“So basically, I tried to do it with the big motors, and it didn’t work — it didn’t fit — and so I tried to do it another way with the large motors, so then I had the idea of these two small motors, and I checked to see if I could put it anywhere else . . .
It goes in circles because it’s not even support on both sides.”
(student response to the minimalist robot challenge)
This buggy uses a medium motor to drive the front wheels, and a medium motor to steer the rear wheels. The rear-wheel steering concept did not work well in practice. It was easy to program the rear axle to turn and then return to where it had started, but the friction of the tires would prevent this from happening.

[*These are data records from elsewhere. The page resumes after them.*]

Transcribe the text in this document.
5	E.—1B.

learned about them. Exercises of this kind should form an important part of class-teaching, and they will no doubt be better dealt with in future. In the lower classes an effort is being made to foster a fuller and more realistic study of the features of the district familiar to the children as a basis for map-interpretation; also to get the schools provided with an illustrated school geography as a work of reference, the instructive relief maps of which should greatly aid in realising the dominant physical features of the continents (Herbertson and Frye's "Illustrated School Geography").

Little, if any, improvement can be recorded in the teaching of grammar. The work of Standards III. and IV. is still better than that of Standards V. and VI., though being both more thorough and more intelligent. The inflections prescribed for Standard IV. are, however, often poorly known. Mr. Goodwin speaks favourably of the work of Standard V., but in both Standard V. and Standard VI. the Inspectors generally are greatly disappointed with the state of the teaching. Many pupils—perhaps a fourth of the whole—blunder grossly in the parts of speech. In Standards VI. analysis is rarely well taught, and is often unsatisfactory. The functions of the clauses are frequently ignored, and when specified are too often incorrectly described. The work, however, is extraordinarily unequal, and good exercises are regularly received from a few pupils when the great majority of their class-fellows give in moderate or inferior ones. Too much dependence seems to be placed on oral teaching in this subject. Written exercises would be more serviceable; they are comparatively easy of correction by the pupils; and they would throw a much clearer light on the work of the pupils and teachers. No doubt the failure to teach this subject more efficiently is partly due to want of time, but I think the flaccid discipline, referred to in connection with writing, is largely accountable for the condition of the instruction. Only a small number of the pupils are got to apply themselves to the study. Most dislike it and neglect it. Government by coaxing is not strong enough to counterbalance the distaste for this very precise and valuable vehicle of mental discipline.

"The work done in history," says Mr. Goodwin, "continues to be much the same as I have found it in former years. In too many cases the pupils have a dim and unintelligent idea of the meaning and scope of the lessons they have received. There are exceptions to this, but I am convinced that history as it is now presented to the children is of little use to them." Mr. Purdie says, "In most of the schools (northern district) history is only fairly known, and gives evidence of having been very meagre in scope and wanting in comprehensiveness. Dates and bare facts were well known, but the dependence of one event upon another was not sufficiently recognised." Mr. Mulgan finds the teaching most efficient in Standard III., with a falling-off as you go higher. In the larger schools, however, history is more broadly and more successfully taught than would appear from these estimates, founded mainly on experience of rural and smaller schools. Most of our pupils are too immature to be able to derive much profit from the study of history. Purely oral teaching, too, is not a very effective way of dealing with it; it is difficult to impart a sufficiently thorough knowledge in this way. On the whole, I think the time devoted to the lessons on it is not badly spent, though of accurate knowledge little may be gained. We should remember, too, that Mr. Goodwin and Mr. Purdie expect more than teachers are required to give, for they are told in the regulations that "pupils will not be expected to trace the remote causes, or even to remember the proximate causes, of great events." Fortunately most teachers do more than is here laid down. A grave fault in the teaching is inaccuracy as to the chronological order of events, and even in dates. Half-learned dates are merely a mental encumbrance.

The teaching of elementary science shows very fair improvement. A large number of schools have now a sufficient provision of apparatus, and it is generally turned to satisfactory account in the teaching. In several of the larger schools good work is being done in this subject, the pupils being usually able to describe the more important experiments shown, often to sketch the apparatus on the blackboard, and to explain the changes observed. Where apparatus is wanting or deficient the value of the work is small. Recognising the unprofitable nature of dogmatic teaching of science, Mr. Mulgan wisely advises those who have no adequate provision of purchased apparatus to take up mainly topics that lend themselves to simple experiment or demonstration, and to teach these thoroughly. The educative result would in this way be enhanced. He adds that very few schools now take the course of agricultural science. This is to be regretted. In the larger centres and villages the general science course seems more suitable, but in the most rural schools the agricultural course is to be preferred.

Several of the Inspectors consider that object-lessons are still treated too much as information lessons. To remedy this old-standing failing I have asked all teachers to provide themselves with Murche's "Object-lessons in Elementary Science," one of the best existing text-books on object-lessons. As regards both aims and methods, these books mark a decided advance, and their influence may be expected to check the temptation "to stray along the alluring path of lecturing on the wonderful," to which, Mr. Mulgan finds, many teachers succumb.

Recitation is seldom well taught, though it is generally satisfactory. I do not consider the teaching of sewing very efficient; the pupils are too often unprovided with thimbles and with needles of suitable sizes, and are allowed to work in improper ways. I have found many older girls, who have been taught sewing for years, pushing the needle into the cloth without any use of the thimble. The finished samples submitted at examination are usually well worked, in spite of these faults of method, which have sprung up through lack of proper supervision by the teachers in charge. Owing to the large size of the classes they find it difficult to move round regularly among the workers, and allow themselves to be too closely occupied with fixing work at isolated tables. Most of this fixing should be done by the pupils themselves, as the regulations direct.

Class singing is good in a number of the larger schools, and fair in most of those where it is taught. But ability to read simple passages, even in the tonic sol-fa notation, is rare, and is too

“It’s a house rotating around so you never get bored looking at the same view from the same window.” Will cables get twisted? “I can prevent that by making it rotate one way and then the other.”
Co-teacher who made this was inspired by power outage in Puerto Rico to bring a story about technological need to robotics classes. 4th grader said “I am turning the axle clockwise. The bucket goes all around and comes back to where it started, over and over. It moves the buckets to pick up and deliver water.”
Another student said, “I think it’s fun, it’s awesome, you learn more things about how things go in Amazon when they move around the box. it makes it easier to move things quicker and easier. it uses also technology. but still it’s easy to use, back and forth, and it goes where you want.”
“This is one of the towers in twister towers, a make believe game that we play.”